In contrast, the US never had a serious strategy to counter coronovirus. It is not surprising, therefore, that the end of the epidemic in America is still far away. Recently, the number of new cases has been increasing again, as the chart below shows. Even President Trump tested positive for the new virus (we’ll discuss this in detail in the next edition of the seminal Gold Report). And don’t forget that fall has just started – with winter still ahead of us!
And no, waiting for a vaccine is not a strategy. Even if the vaccine is invented by the end of the year, the economy cannot turn around quickly. You see, vaccines must also be delivered and injected, which takes time. Authorities may try to speed up the entire process, but its rapid implementation may result in ineffectiveness, or worse, some serious side effects.

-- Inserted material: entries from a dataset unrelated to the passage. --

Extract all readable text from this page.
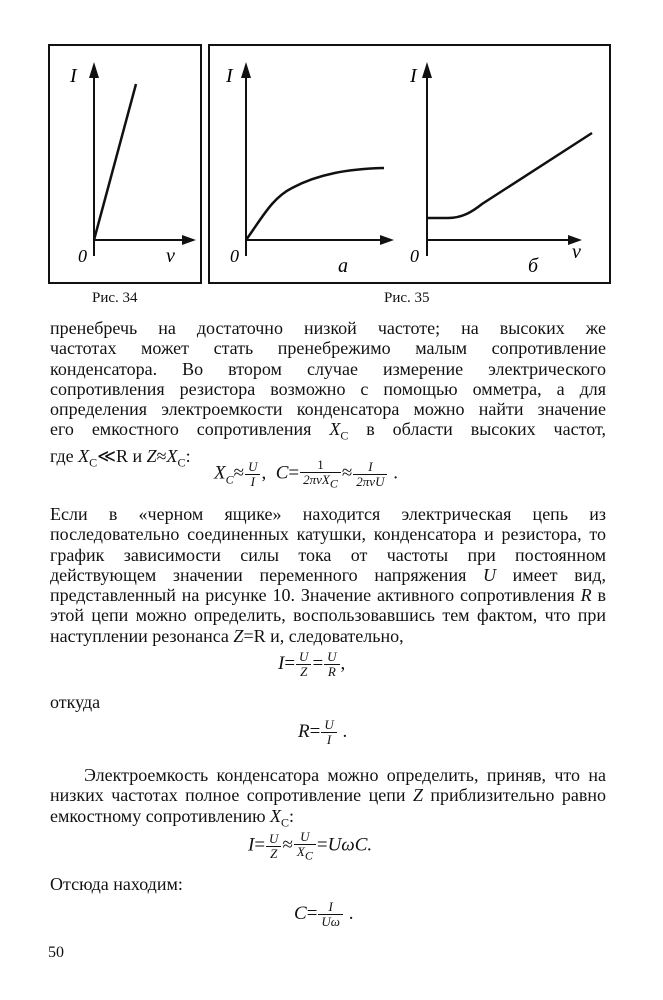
I
0	ν
Рис. 34
I
0	а
I
0	б
ν
Рис. 35
пренебречь на достаточно низкой частоте; на высоких же
частотах может стать пренебрежимо малым сопротивление
конденсатора. Во втором случае измерение электрического
сопротивления резистора возможно с помощью омметра, а для
определения электроемкости конденсатора можно найти значение
его емкостного сопротивления $X_C$ в области высоких частот,
где $X_C≪R$ и $Z\approx X_C$:
$X_C\approx \frac{U}{I}$ ,  $C= \frac{1}{2\pi\nu X_C} \approx \frac{I}{\text{2πνU}}$ .
Если в «черном ящике» находится электрическая цепь из последовательно соединенных катушки, конденсатора и резистора, то график зависимости силы тока от частоты при постоянном действующем значении переменного напряжения U имеет вид, представленный на рисунке 10. Значение активного сопротивления R в этой цепи можно определить, воспользовавшись тем фактом, что при наступлении резонанса Z=R и, следовательно,
$I= \frac{U}{Z} = \frac{U}{R}$ ,
откуда
$R= \frac{U}{I}$ .
Электроемкость конденсатора можно определить, приняв, что на низких частотах полное сопротивление цепи Z приблизительно равно емкостному сопротивлению $X_C$:
$I= \frac{U}{Z} \approx \frac{U}{X_C} =U\omega C$.
Отсюда находим:
$C= \frac{I}{U\omega}$ .
50
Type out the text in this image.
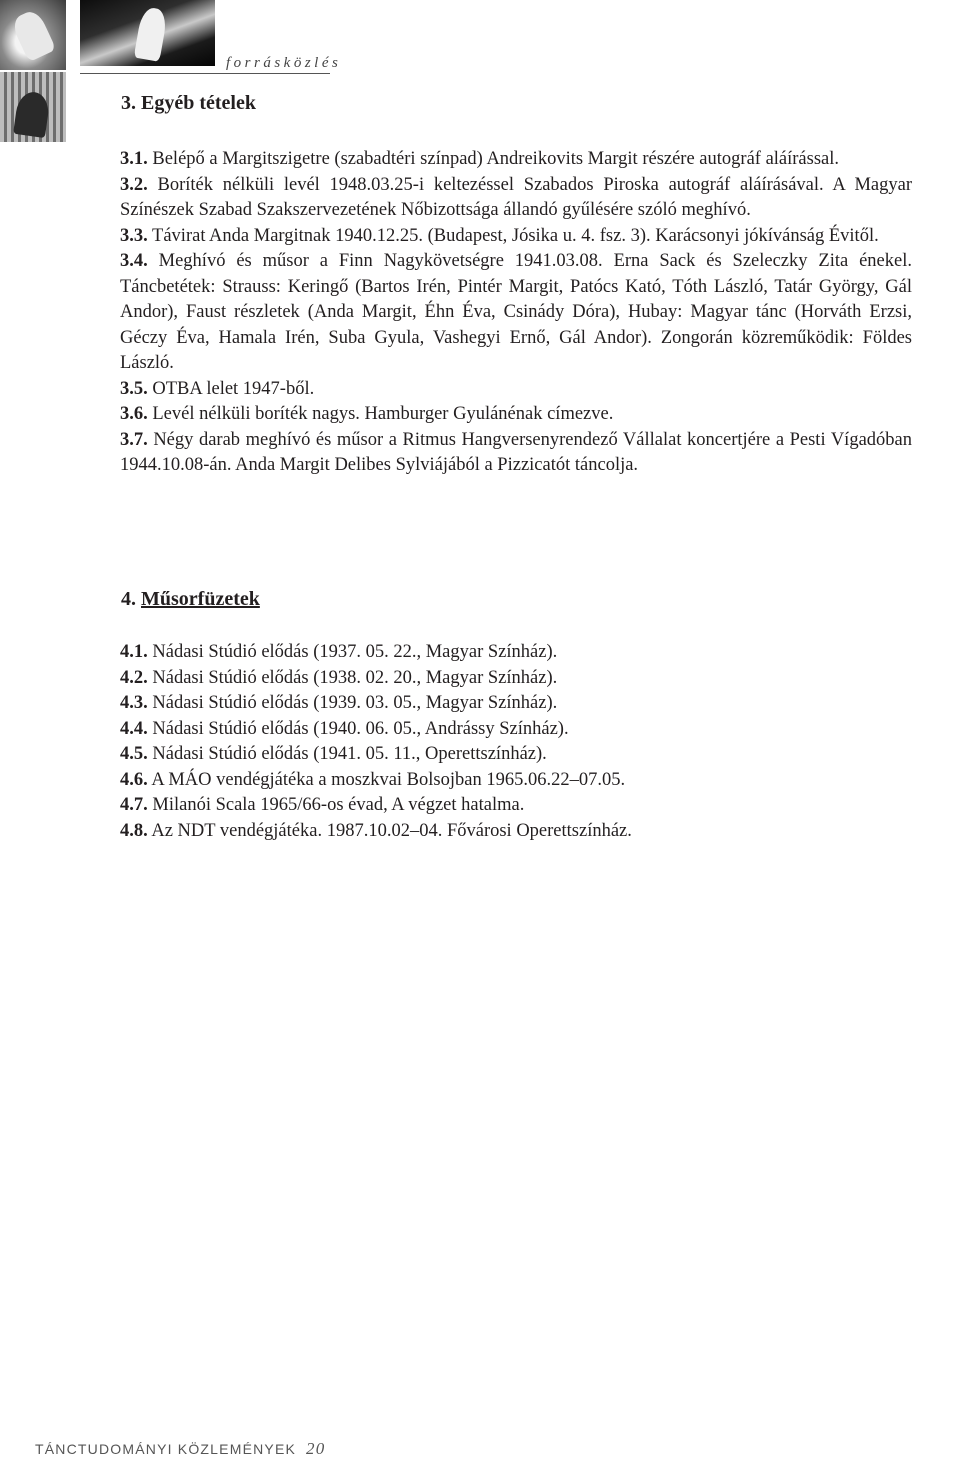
forrásközlés
3. Egyéb tételek

3.1. Belépő a Margitszigetre (szabadtéri színpad) Andreikovits Margit részére autográf aláírással.

3.2. Boríték nélküli levél 1948.03.25-i keltezéssel Szabados Piroska autográf aláírásával. A Magyar Színészek Szabad Szakszervezetének Nőbizottsága állandó gyűlésére szóló meghívó.

3.3. Távirat Anda Margitnak 1940.12.25. (Budapest, Jósika u. 4. fsz. 3). Karácsonyi jókívánság Évitől.

3.4. Meghívó és műsor a Finn Nagykövetségre 1941.03.08. Erna Sack és Szeleczky Zita énekel. Táncbetétek: Strauss: Keringő (Bartos Irén, Pintér Margit, Patócs Kató, Tóth László, Tatár György, Gál Andor), Faust részletek (Anda Margit, Éhn Éva, Csinády Dóra), Hubay: Magyar tánc (Horváth Erzsi, Géczy Éva, Hamala Irén, Suba Gyula, Vashegyi Ernő, Gál Andor). Zongorán közreműködik: Földes László.

3.5. OTBA lelet 1947-ből.

3.6. Levél nélküli boríték nagys. Hamburger Gyulánénak címezve.

3.7. Négy darab meghívó és műsor a Ritmus Hangversenyrendező Vállalat koncertjére a Pesti Vígadóban 1944.10.08-án. Anda Margit Delibes Sylviájából a Pizzicatót táncolja.

4. Műsorfüzetek

4.1. Nádasi Stúdió elődás (1937. 05. 22., Magyar Színház).

4.2. Nádasi Stúdió elődás (1938. 02. 20., Magyar Színház).

4.3. Nádasi Stúdió elődás (1939. 03. 05., Magyar Színház).

4.4. Nádasi Stúdió elődás (1940. 06. 05., Andrássy Színház).

4.5. Nádasi Stúdió elődás (1941. 05. 11., Operettszínház).

4.6. A MÁO vendégjátéka a moszkvai Bolsojban 1965.06.22–07.05.

4.7. Milanói Scala 1965/66-os évad, A végzet hatalma.

4.8. Az NDT vendégjátéka. 1987.10.02–04. Fővárosi Operettszínház.

TÁNCTUDOMÁNYI KÖZLEMÉNYEK 20
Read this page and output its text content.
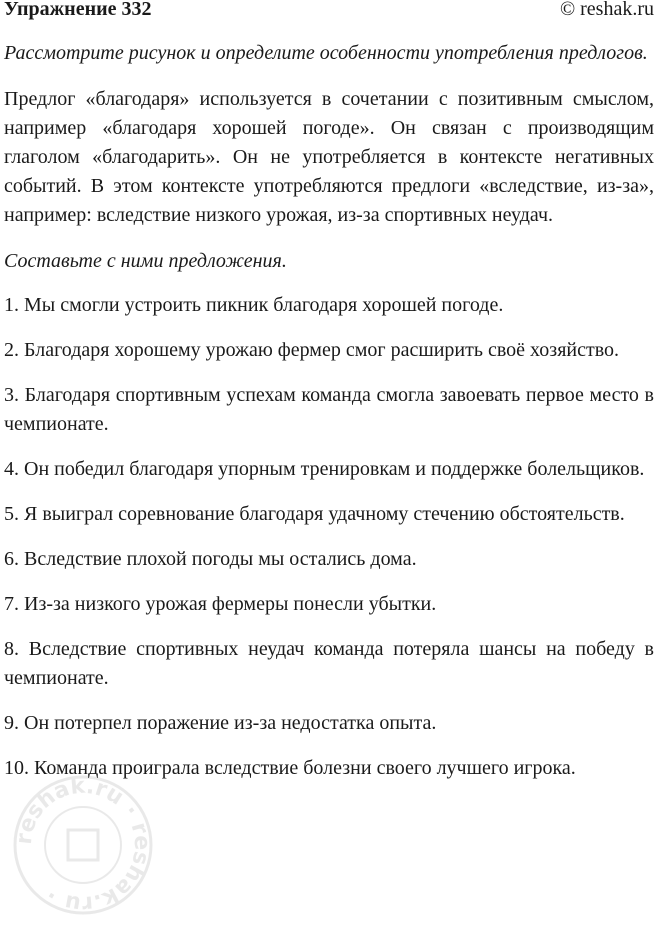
Упражнение 332	© reshak.ru

Рассмотрите рисунок и определите особенности употребления предлогов.

Предлог «благодаря» используется в сочетании с позитивным смыслом, например «благодаря хорошей погоде». Он связан с производящим глаголом «благодарить». Он не употребляется в контексте негативных событий. В этом контексте употребляются предлоги «вследствие, из-за», например: вследствие низкого урожая, из-за спортивных неудач.

Составьте с ними предложения.

1. Мы смогли устроить пикник благодаря хорошей погоде.

2. Благодаря хорошему урожаю фермер смог расширить своё хозяйство.

3. Благодаря спортивным успехам команда смогла завоевать первое место в чемпионате.

4. Он победил благодаря упорным тренировкам и поддержке болельщиков.

5. Я выиграл соревнование благодаря удачному стечению обстоятельств.

6. Вследствие плохой погоды мы остались дома.

7. Из-за низкого урожая фермеры понесли убытки.

8. Вследствие спортивных неудач команда потеряла шансы на победу в чемпионате.

9. Он потерпел поражение из-за недостатка опыта.

10. Команда проиграла вследствие болезни своего лучшего игрока.

reshak.ru · reshak.ru ·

In addition, a large part of society may refuse vaccination, given the high uncertainty related to Kovid-19 and the final vaccine against it.
Implications for gold
What does this mean for the gold market? Well, just as the second quarter was disastrous for the US economy, it was also good for the gold market. And just as the third quarter was better for the economy that had partially rebounded, it was worse for the yellow metal, which went back above $ 2,000 to below $ 1,900, as indicated by the chart below.
However, given that the epidemic is not yet over and the road towards full recovery will be long and bumpy, with stimulus packages ahead along the way, it seems that the recent reform was just a good one, a long one. A short-term improvement in duration – Bull Bull Market instead of big reversal.
Investors should not forget about changes in the Fed’s monetary regime. Even though gold has not increased or fallen, the Fed’s immediate reaction to the change in strategy does not matter. You see, contrary to the widespread practice of market analysts, strategic movements should not be judged based on the response of existing financial markets. Strategic political decisions, such as the Fed’s significant changes to its monetary structure, are slow to function over time and bear fruit. Given that the discussed shift means lower real interest rates and greater tolerance for higher inflation, gold should benefit in the long run.